Solar also “has the great advantage of being close to major load centers, and the potential for distributed solar is extremely high,” Corneli said. “Today, you can put it on rooftops and parking lots and football fields and unused lands. Tomorrow, with advanced technologies, it will be in building materials, it will be on road surfaces, it will be sort of everywhere.”
Smith said there is a place for both. “Wind tends to produce more from a single grid connection and solar tends to be more distributed and provides a lot of grid flexibility and functional flexibility.”

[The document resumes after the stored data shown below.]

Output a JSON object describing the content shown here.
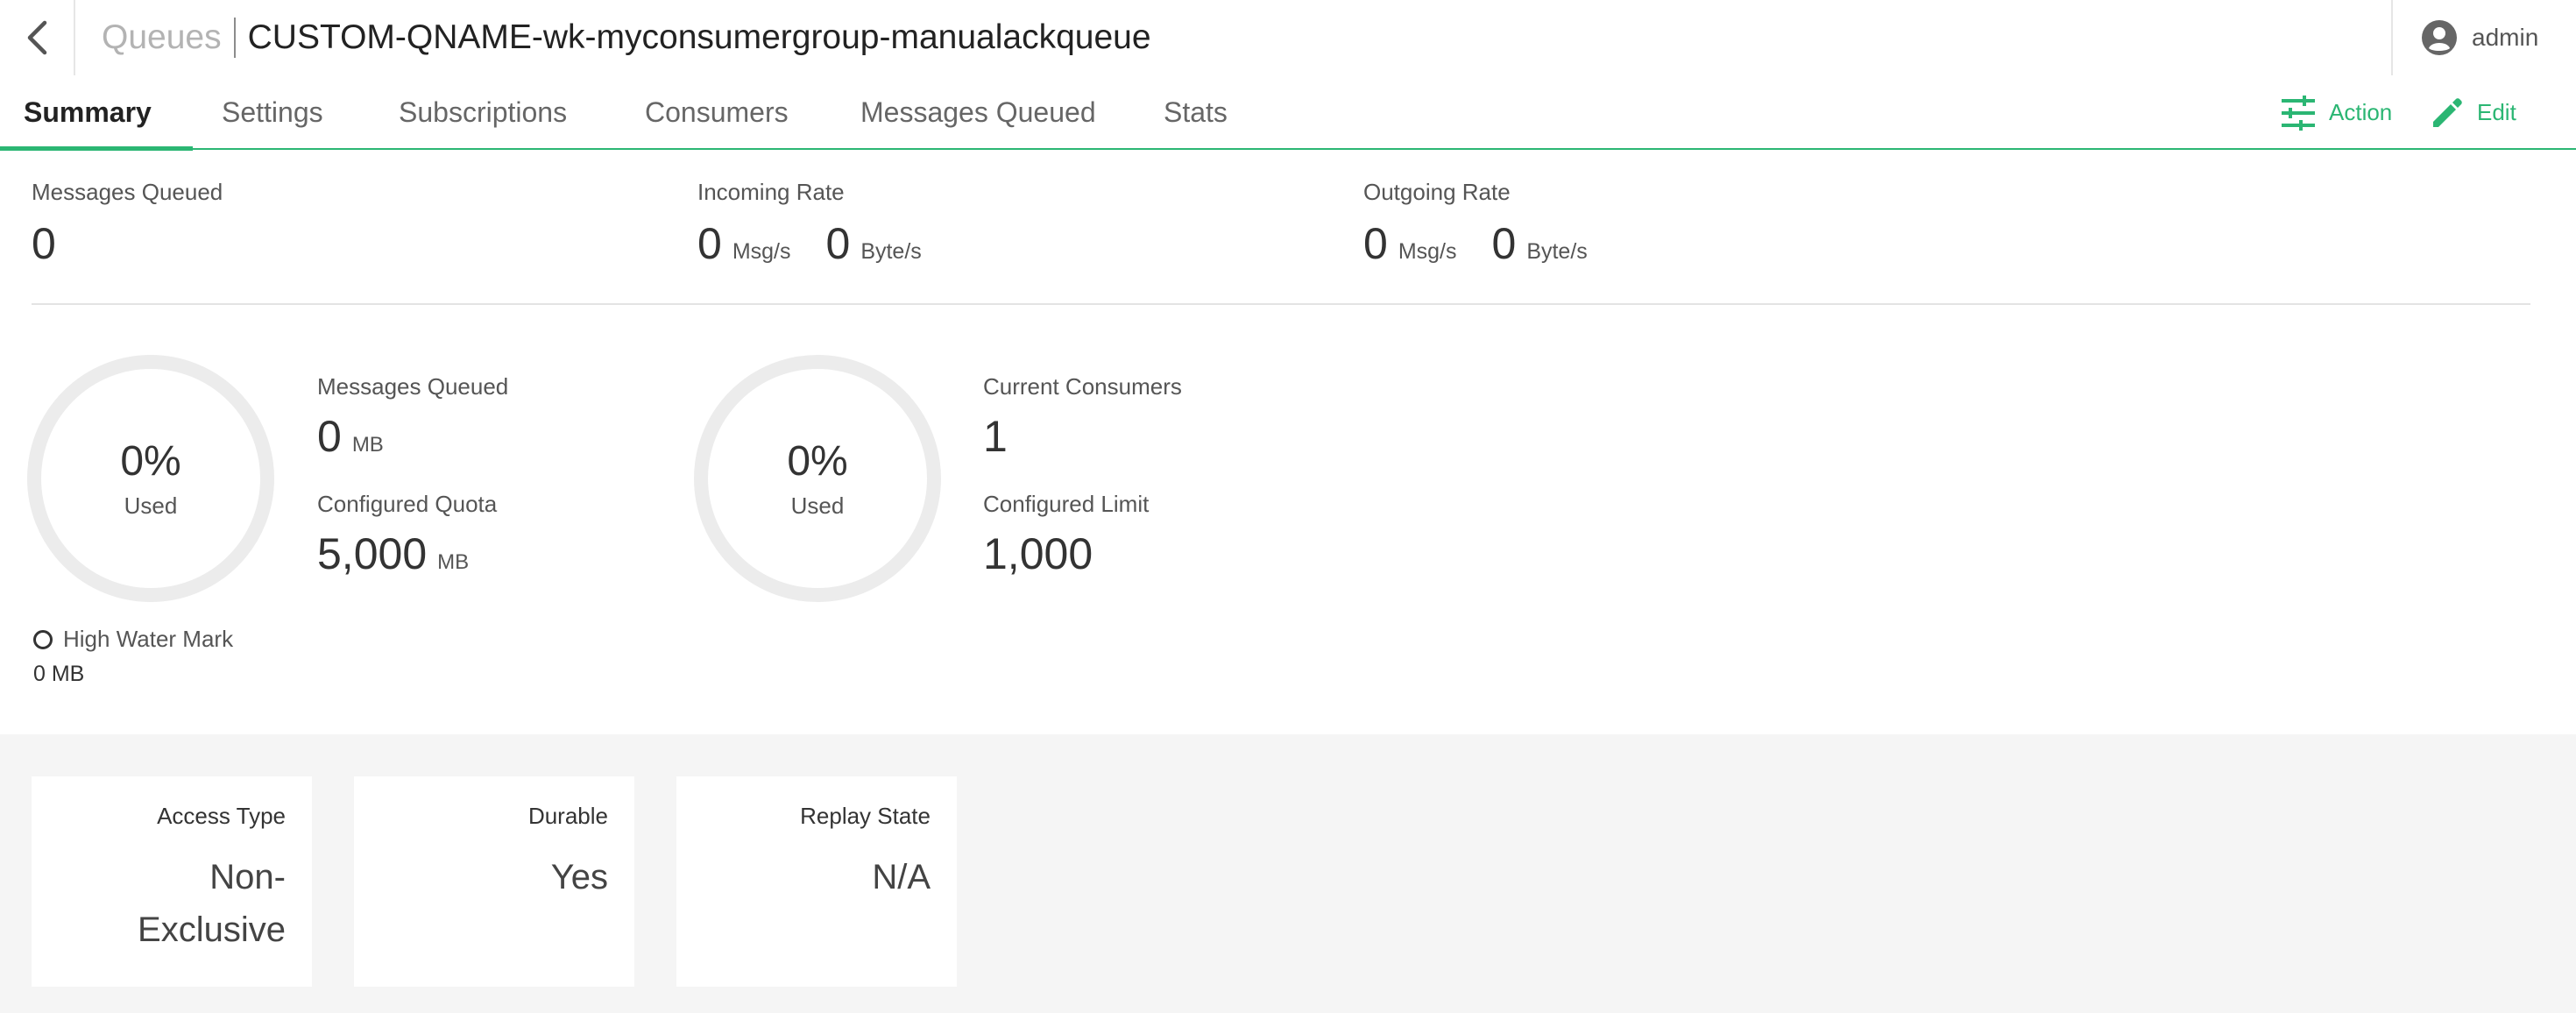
{
  "header": {
    "breadcrumb": "Queues",
    "title": "CUSTOM-QNAME-wk-myconsumergroup-manualackqueue",
    "user": "admin"
  },
  "tabs": [
    {
      "label": "Summary",
      "active": true
    },
    {
      "label": "Settings",
      "active": false
    },
    {
      "label": "Subscriptions",
      "active": false
    },
    {
      "label": "Consumers",
      "active": false
    },
    {
      "label": "Messages Queued",
      "active": false
    },
    {
      "label": "Stats",
      "active": false
    }
  ],
  "actions": {
    "action_label": "Action",
    "edit_label": "Edit"
  },
  "metrics": {
    "messages_queued": {
      "label": "Messages Queued",
      "value": "0"
    },
    "incoming_rate": {
      "label": "Incoming Rate",
      "msg_value": "0",
      "msg_unit": "Msg/s",
      "byte_value": "0",
      "byte_unit": "Byte/s"
    },
    "outgoing_rate": {
      "label": "Outgoing Rate",
      "msg_value": "0",
      "msg_unit": "Msg/s",
      "byte_value": "0",
      "byte_unit": "Byte/s"
    }
  },
  "storage": {
    "gauge_percent": "0%",
    "gauge_label": "Used",
    "queued_label": "Messages Queued",
    "queued_value": "0",
    "queued_unit": "MB",
    "quota_label": "Configured Quota",
    "quota_value": "5,000",
    "quota_unit": "MB",
    "hwm_label": "High Water Mark",
    "hwm_value": "0 MB"
  },
  "consumers": {
    "gauge_percent": "0%",
    "gauge_label": "Used",
    "current_label": "Current Consumers",
    "current_value": "1",
    "limit_label": "Configured Limit",
    "limit_value": "1,000"
  },
  "cards": [
    {
      "label": "Access Type",
      "value": "Non-Exclusive"
    },
    {
      "label": "Durable",
      "value": "Yes"
    },
    {
      "label": "Replay State",
      "value": "N/A"
    }
  ],
  "colors": {
    "accent": "#2bb673",
    "background_panel": "#f5f5f5"
  },
  "icons": {
    "back": "chevron-left-icon",
    "user": "user-circle-icon",
    "action": "sliders-icon",
    "edit": "pencil-icon"
  }
}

Thomas noted that San Diego’s peak load is moving to later in the day, when solar without storage becomes “a lower value resource” to his utility. As to wind’s nighttime production, he said, “we’re trying to lead the way in San Diego to electric vehicles and that excess energy resource will be available to charge those cars at night.”
“Off-peak markets can become saturated with wind energy,” Barmack said, and solar both fails to help system operators with “load peak” and causes them trouble with its “huge ramps.” But “some resources,” he added without mentioning geothermal’s 24/7 output, “can actually be controlled.”
Clavenna asked if renewables standards or solar’s competitiveness is driving their business decisions.
“Investments have to stand on their own and make good sense,” Smith said. “The RPS informs business decisions, but is only one factor.”
“It’s the RPS,” SDG&E’s Thomas said. “Everything rolls up into that.”
“The RPS helps us find a buyer for the things we’re developing and building on the supply side,” said Corneli. Policy, he explained, “has been and continues to be instrumental in doing what we do to compete, to innovate, to figure out how to bring costs down and get projects done quicker, to improve the bankability [and do] the things that are driving the cost down.” When NRG invests in solar, “we think about the current return,” he said, “but we also think about the future where it is going to be a technology of choice.”
Clavenna next asked about the role of storage.
SDG&E expects to be testing “eight storage devices by the end of this year,” Thomas said. “We see a lot of opportunity there but we don’t have a price signal to help that market mature,” he added. “Why would you put in a battery storage device if you’re getting those services -- net metering and balancing -- at no cost from the utility?”
“If we fast-forward to this conference five years from now," Smith predicted, “half of the agenda is going to be storage.”
“When it is cheaper to have batteries in your house than it is to build a peaking plant and it is cheaper to put solar on your roof than it is to build a combined-cycle unit,” imagined Corneli, “it will be just hugely transformative and it really calls for redefining of the role of the grid and the distribution system.”